James Risen is the New York Times reporter who, on several occasions, has materially harmed the United States with his reporting on top secret affairs. As Scott Johnson has written, “If you are a disgruntled intelligence officer or official and want to preserve your anonymity while undermining a top secret program or aiding the enemies of the United States, Risen is your go-to guy.” Scott went on to document this assertion:
We know of two valuable national security programs that Risen (writing with his colleague Eric Lichtblau) and the Times destroyed by their disclosure of them. One involved the NSA’s ability to intercept al-Qaeda related communications of terrorists operating abroad. . . .The second Risen story (also written with Lichtblau) that destroyed a valuable national security program disclosed our SWIFT terrorist finance tracking program.
You can find the relevant links in Scott’s post.
We have urged that Risen be prosecuted. However, Eric Holder has said no journalist will go to jail on his watch. Mercifully, Holder’s “watch,” if you can call it that, is coming to an end. But President Obama has gone even further than Holder. He says that no reporter should be “at legal risk” for his or her work.
Risen currently is at “legal risk,” though. Jeffrey Sterling, just the kind of disgruntled intelligence officer Scott had in mind (the CIA fired Sterling years ago, as Risen sympathetically reported here), is on trial for his disclosure of yet another secret program, a CIA effort to undermine Iran’s nuclear program. Risen, not surprisingly, is a material witness. The government sought his testimony. Risen refused, asserting privilege.
Judge Leonie Brinkema, of the U.S. District Court for the Eastern District of Virginia, upheld Risen’s claim of privilege. However, the Fourth Circuit reversed her ruling and the U.S. Supreme Court rejected Risen’s petition for review. That was in June of this year.
Since then, Holder’s DOJ has been unwilling to say whether it will subpoena Risen. If it does, Risen has made it clear that he will not comply. Thus, he is at “legal risk.”
Brinkema is a patient judge (at least she was when I used to practice before her). However, her patience with the Justice Department has expired.
This week, as Josh Gerstein reports for Politico, Judge Brinkema gave Holder one week to decide whether to call Risen as a prosecution witness. She explained:
Because Mr. Risen’s presence or absence at the trial will have a significant impact on how the parties present their case, a decision about Mr. Risen must be made sufficiently before trial to enable the parties to prepare adequately. [At a hearing to be held on December 16] the United States must be prepared to commit to a position on whether it will be seeking Mr. Risen’s testimony for the trial, and if so, any conditions or limitations it has worked out with Mr. Risen’s counsel.

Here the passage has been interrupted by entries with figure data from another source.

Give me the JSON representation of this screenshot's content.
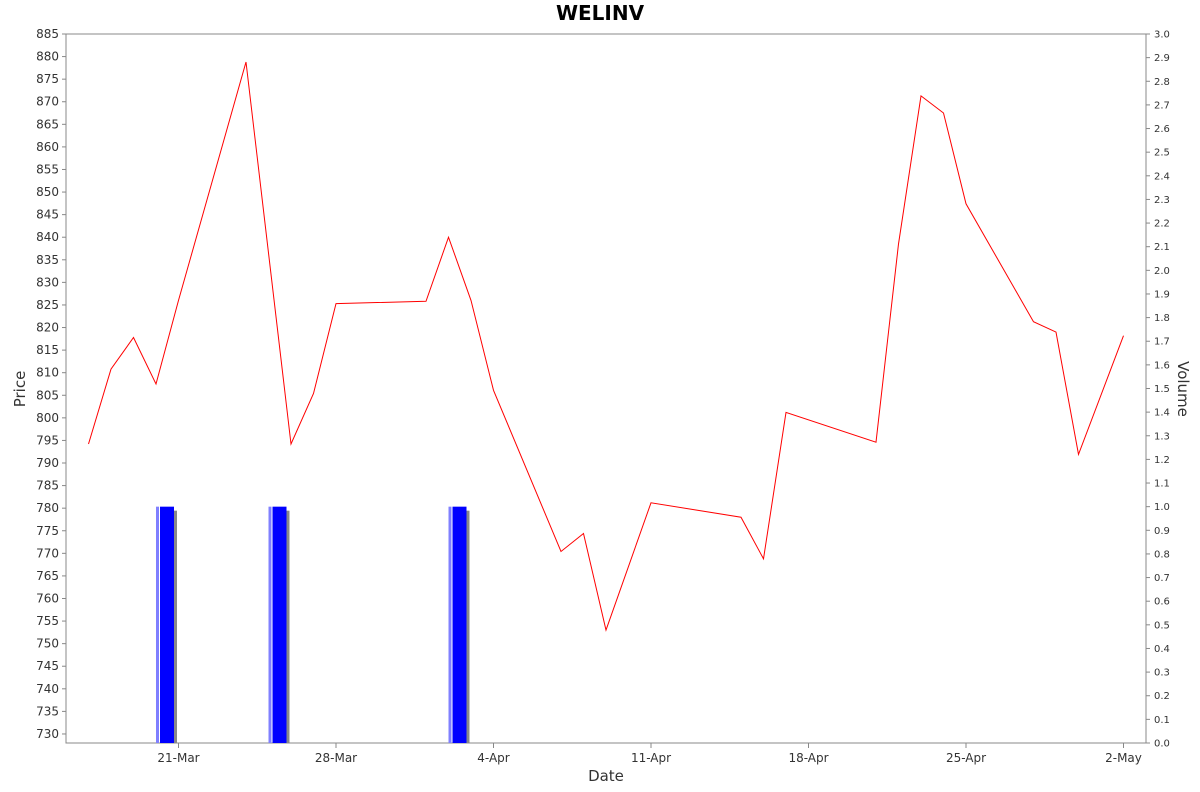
{
  "chart_data": {
    "type": "line",
    "title": "WELINV",
    "xlabel": "Date",
    "ylabel": "Price",
    "y2label": "Volume",
    "ylim": [
      728,
      885
    ],
    "y2lim": [
      0,
      3.0
    ],
    "yticks": [
      730,
      735,
      740,
      745,
      750,
      755,
      760,
      765,
      770,
      775,
      780,
      785,
      790,
      795,
      800,
      805,
      810,
      815,
      820,
      825,
      830,
      835,
      840,
      845,
      850,
      855,
      860,
      865,
      870,
      875,
      880,
      885
    ],
    "y2ticks": [
      "0.0",
      "0.1",
      "0.2",
      "0.3",
      "0.4",
      "0.5",
      "0.6",
      "0.7",
      "0.8",
      "0.9",
      "1.0",
      "1.1",
      "1.2",
      "1.3",
      "1.4",
      "1.5",
      "1.6",
      "1.7",
      "1.8",
      "1.9",
      "2.0",
      "2.1",
      "2.2",
      "2.3",
      "2.4",
      "2.5",
      "2.6",
      "2.7",
      "2.8",
      "2.9",
      "3.0"
    ],
    "xlim": [
      "2016-03-16",
      "2016-05-03"
    ],
    "xticks": [
      {
        "date": "2016-03-21",
        "label": "21-Mar"
      },
      {
        "date": "2016-03-28",
        "label": "28-Mar"
      },
      {
        "date": "2016-04-04",
        "label": "4-Apr"
      },
      {
        "date": "2016-04-11",
        "label": "11-Apr"
      },
      {
        "date": "2016-04-18",
        "label": "18-Apr"
      },
      {
        "date": "2016-04-25",
        "label": "25-Apr"
      },
      {
        "date": "2016-05-02",
        "label": "2-May"
      }
    ],
    "grid": false,
    "legend": "none",
    "series": [
      {
        "type": "line",
        "color": "#ff0000",
        "points": [
          {
            "x": "2016-03-17",
            "y": 794.2
          },
          {
            "x": "2016-03-18",
            "y": 810.8
          },
          {
            "x": "2016-03-19",
            "y": 817.8
          },
          {
            "x": "2016-03-20",
            "y": 807.5
          },
          {
            "x": "2016-03-21",
            "y": 826.0
          },
          {
            "x": "2016-03-24",
            "y": 878.8
          },
          {
            "x": "2016-03-26",
            "y": 794.2
          },
          {
            "x": "2016-03-27",
            "y": 805.4
          },
          {
            "x": "2016-03-28",
            "y": 825.3
          },
          {
            "x": "2016-04-01",
            "y": 825.8
          },
          {
            "x": "2016-04-02",
            "y": 840.0
          },
          {
            "x": "2016-04-03",
            "y": 826.0
          },
          {
            "x": "2016-04-04",
            "y": 806.1
          },
          {
            "x": "2016-04-07",
            "y": 770.4
          },
          {
            "x": "2016-04-08",
            "y": 774.4
          },
          {
            "x": "2016-04-09",
            "y": 753.0
          },
          {
            "x": "2016-04-11",
            "y": 781.2
          },
          {
            "x": "2016-04-15",
            "y": 778.0
          },
          {
            "x": "2016-04-16",
            "y": 768.8
          },
          {
            "x": "2016-04-17",
            "y": 801.2
          },
          {
            "x": "2016-04-21",
            "y": 794.6
          },
          {
            "x": "2016-04-22",
            "y": 838.5
          },
          {
            "x": "2016-04-23",
            "y": 871.3
          },
          {
            "x": "2016-04-24",
            "y": 867.5
          },
          {
            "x": "2016-04-25",
            "y": 847.4
          },
          {
            "x": "2016-04-28",
            "y": 821.3
          },
          {
            "x": "2016-04-29",
            "y": 819.0
          },
          {
            "x": "2016-04-30",
            "y": 791.9
          },
          {
            "x": "2016-05-02",
            "y": 818.2
          }
        ]
      },
      {
        "type": "bar",
        "axis": "right",
        "color": "#0000ff",
        "points": [
          {
            "x": "2016-03-20",
            "y": 1.0
          },
          {
            "x": "2016-03-25",
            "y": 1.0
          },
          {
            "x": "2016-04-02",
            "y": 1.0
          }
        ]
      }
    ]
  }
}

(Any speculation that Holder may seek an extension due to “existential worry” is unfounded).
Holder suggested in October that some compromise “resolution” of the dispute over Risen’s testimony is likely. However, Risen’s attorneys say they have no idea what the attorney general was referring to. They add that, even now, they are waiting for word from the Justice Department about how it will proceed.
Thus it seems that the question Scott asked in June — The Obama administration isn’t going to put Risen to the choice of testifying like an ordinary citizen or cooling his heels in prison, is it? — will finally be answered. I’m guessing the Obama administration will not.

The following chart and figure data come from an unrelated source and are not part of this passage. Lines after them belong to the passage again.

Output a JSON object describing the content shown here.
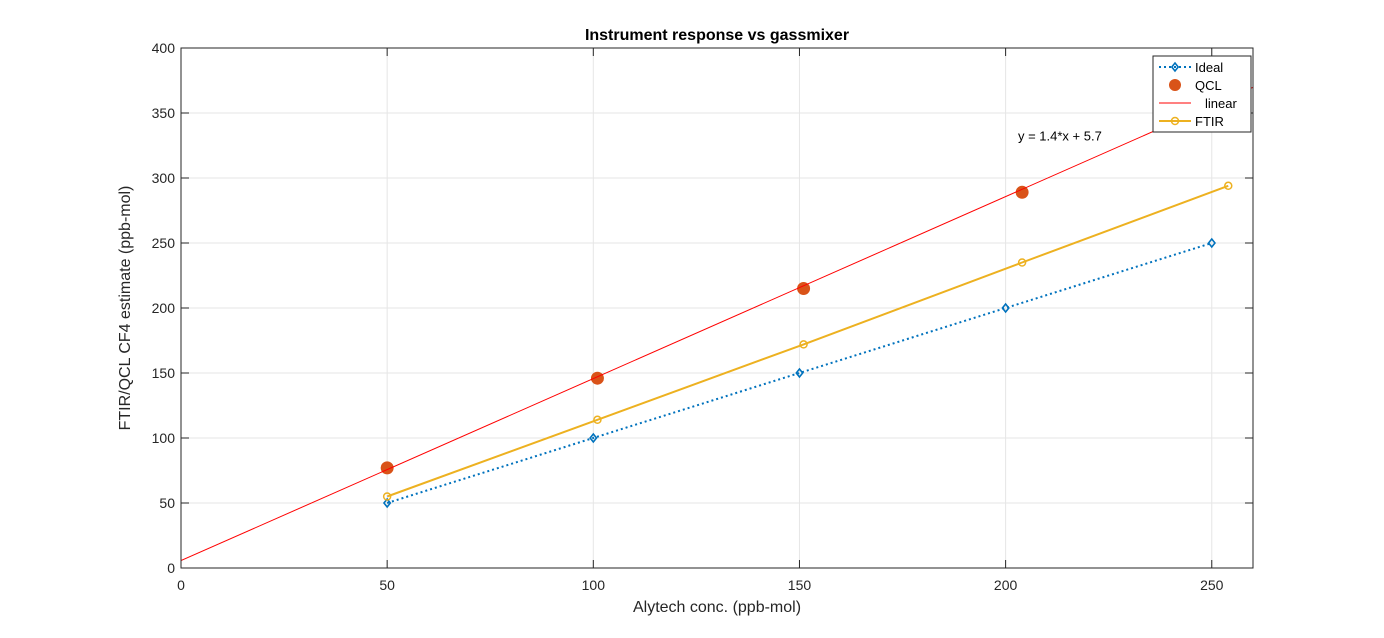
{
  "chart_data": {
    "type": "line",
    "title": "Instrument response vs gassmixer",
    "xlabel": "Alytech conc. (ppb-mol)",
    "ylabel": "FTIR/QCL CF4 estimate (ppb-mol)",
    "xlim": [
      0,
      260
    ],
    "ylim": [
      0,
      400
    ],
    "xticks": [
      0,
      50,
      100,
      150,
      200,
      250
    ],
    "yticks": [
      0,
      50,
      100,
      150,
      200,
      250,
      300,
      350,
      400
    ],
    "grid": true,
    "legend_position": "top-right",
    "series": [
      {
        "name": "Ideal",
        "style": "dotted-diamond",
        "color": "#0072BD",
        "x": [
          50,
          100,
          150,
          200,
          250
        ],
        "y": [
          50,
          100,
          150,
          200,
          250
        ]
      },
      {
        "name": "QCL",
        "style": "marker-circle",
        "color": "#D95319",
        "x": [
          50,
          101,
          151,
          204
        ],
        "y": [
          77,
          146,
          215,
          289
        ]
      },
      {
        "name": "linear",
        "style": "line",
        "color": "#FF0000",
        "slope": 1.4,
        "intercept": 5.7,
        "x": [
          0,
          260
        ]
      },
      {
        "name": "FTIR",
        "style": "solid-circle",
        "color": "#EDB120",
        "x": [
          50,
          101,
          151,
          204,
          254
        ],
        "y": [
          55,
          114,
          172,
          235,
          294
        ]
      }
    ],
    "annotations": [
      {
        "text": "y = 1.4*x + 5.7",
        "x": 203,
        "y": 329
      }
    ]
  }
}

Risen and Obama are on the same team. In Scott’s words, “The New York Times represents the diehard drinkers of Obama’s Kool-Aid — not just Times readers, of course, but Times reporters and editors too.” Holder will be disinclined to punish the administration’s most prominent mouthpiece on his way out the door.
As for Obama, he clearly has no compunction about breaking promises. But his promise that journalists can abet violations of national security laws with impunity strikes me as one he’s likely to keep.